Anne here, and today it's my pleasure to welcome Emily Larkin to the Word Wenches.
I first met Emily at a romance writers' conference in Australia — she's a New Zealander, and she was writing Regency Historical romance (under the name of Emily May for Harlequin Historicals) so of course, because I'm always interested in new Regency writers, I read her first book. And immediately bought the next two.
She's the kind of Regency writer who Gets Things Right — I suspect she was raised on Georgette Heyer. She also writes darker fantasy novels as Emily Gee — in fact in 2008 her book, Thief With No Shadow finalled in two sections of the RITA — Best First Book and Best Mainstream with Romantic Elements — as well as being shortlisted for the prestigious Sir Julius Vogel award (NZ). And since I also read fantasy, I bought and thoroughly enjoyed those books, too.
But today, she's here as Emily Larkin, and is launching a new series combining Regency with a touch of magic. I've read the first one and it's a cracker of a tale — a Cinderella with a twist story. (Photo © 2016 Tim Cuff)
Anne: Emily, tell us about Unmasking Miss Appleby.

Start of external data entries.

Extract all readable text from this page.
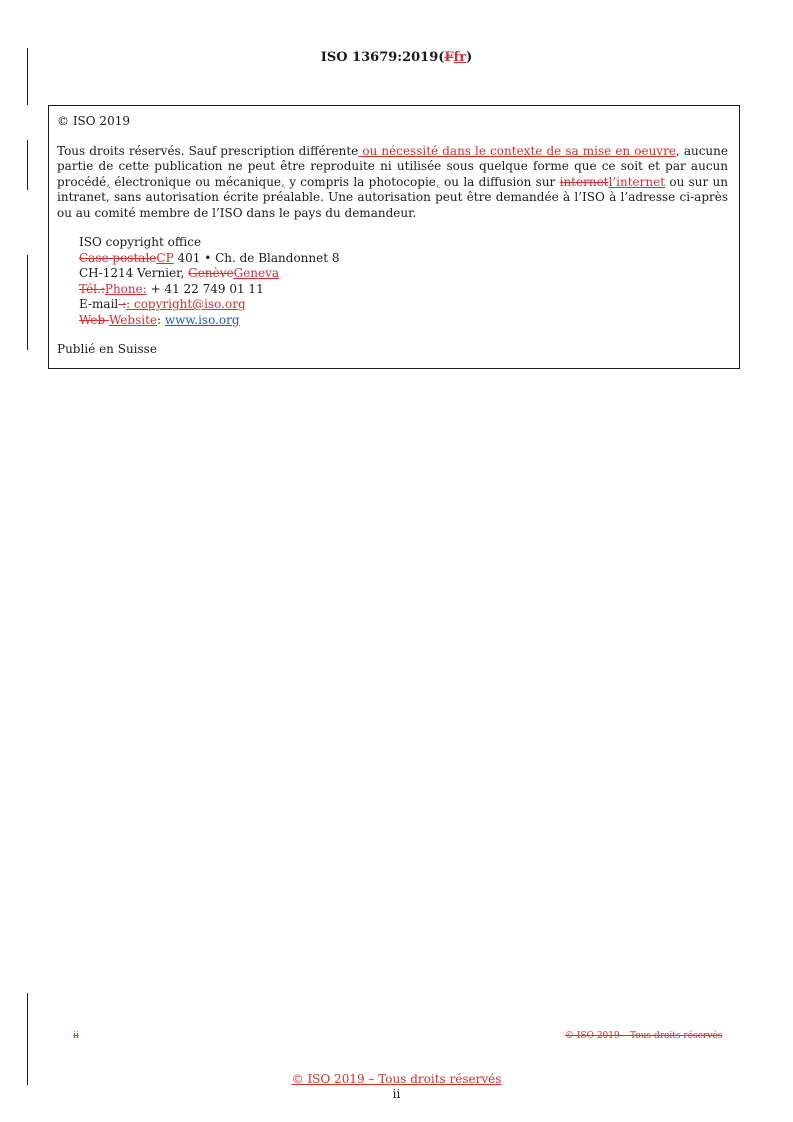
ISO 13679:2019(Ffr)

© ISO 2019

Tous droits réservés. Sauf prescription différente ou nécessité dans le contexte de sa mise en oeuvre, aucune partie de cette publication ne peut être reproduite ni utilisée sous quelque forme que ce soit et par aucun procédé, électronique ou mécanique, y compris la photocopie, ou la diffusion sur internetl’internet ou sur un intranet, sans autorisation écrite préalable. Une autorisation peut être demandée à l’ISO à l’adresse ci-après ou au comité membre de l’ISO dans le pays du demandeur.

ISO copyright office
Case postaleCP 401 • Ch. de Blandonnet 8
CH-1214 Vernier, GenèveGeneva
Tél.:Phone: + 41 22 749 01 11
E-mail :: copyright@iso.org
Web Website: www.iso.org

Publié en Suisse

ii	© ISO 2019 – Tous droits réservés
© ISO 2019 – Tous droits réservés
ii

Emily: Hi Anne! Thanks for the intro. I was indeed raised on Georgette Heyer, and I do try very hard to Get Things Right! I’m so glad you enjoyed Unmasking Miss Appleby. ☺ It’s the book I’ve been wanting to write for years. It takes everything that I love about writing Regency romances and adds a little bit of what I like about writing fantasy novels. It’s Jane Austen plus a dash of magic, and was a lot of fun to write.

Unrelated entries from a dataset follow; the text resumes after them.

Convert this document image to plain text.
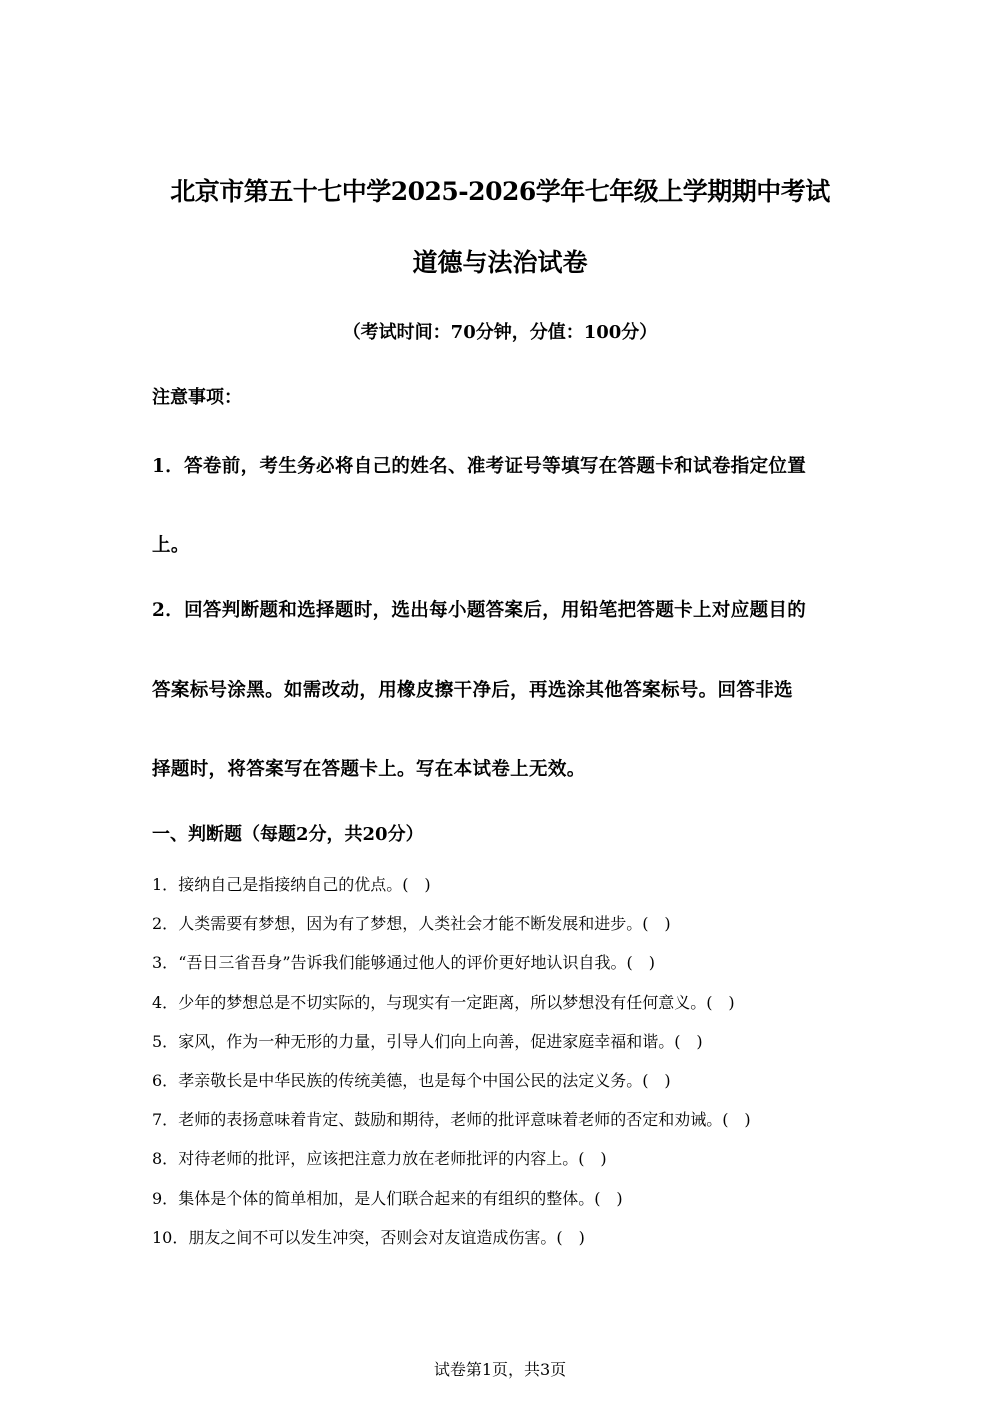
北京市第五十七中学2025-2026学年七年级上学期期中考试
道德与法治试卷
（考试时间：70分钟，分值：100分）
注意事项：
1．答卷前，考生务必将自己的姓名、准考证号等填写在答题卡和试卷指定位置
上。
2．回答判断题和选择题时，选出每小题答案后，用铅笔把答题卡上对应题目的
答案标号涂黑。如需改动，用橡皮擦干净后，再选涂其他答案标号。回答非选
择题时，将答案写在答题卡上。写在本试卷上无效。
一、判断题（每题2分，共20分）
1．接纳自己是指接纳自己的优点。(　)
2．人类需要有梦想，因为有了梦想，人类社会才能不断发展和进步。(　)
3．“吾日三省吾身”告诉我们能够通过他人的评价更好地认识自我。(　)
4．少年的梦想总是不切实际的，与现实有一定距离，所以梦想没有任何意义。(　)
5．家风，作为一种无形的力量，引导人们向上向善，促进家庭幸福和谐。(　)
6．孝亲敬长是中华民族的传统美德，也是每个中国公民的法定义务。(　)
7．老师的表扬意味着肯定、鼓励和期待，老师的批评意味着老师的否定和劝诫。(　)
8．对待老师的批评，应该把注意力放在老师批评的内容上。(　)
9．集体是个体的简单相加，是人们联合起来的有组织的整体。(　)
10．朋友之间不可以发生冲突，否则会对友谊造成伤害。(　)
试卷第1页，共3页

Here’s the blurb: On her 25th birthday, Charlotte Appleby receives a most unusual gift from the Faerie godmother she never knew she had: the ability to change shape.
Penniless and orphaned, she sets off for London to make her fortune as a man. But a position as secretary to Lord Cosgrove proves unexpectedly challenging. Someone is trying to destroy Cosgrove and his life is increasingly in jeopardy.
As Charlotte plunges into London’s backstreets and brothels at Cosgrove’s side, hunting his persecutor, she finds herself fighting for her life—and falling in love…
Anne: Historical readers are used to the "chick-in-pants" story — but this is a very different take on it. Care to explain?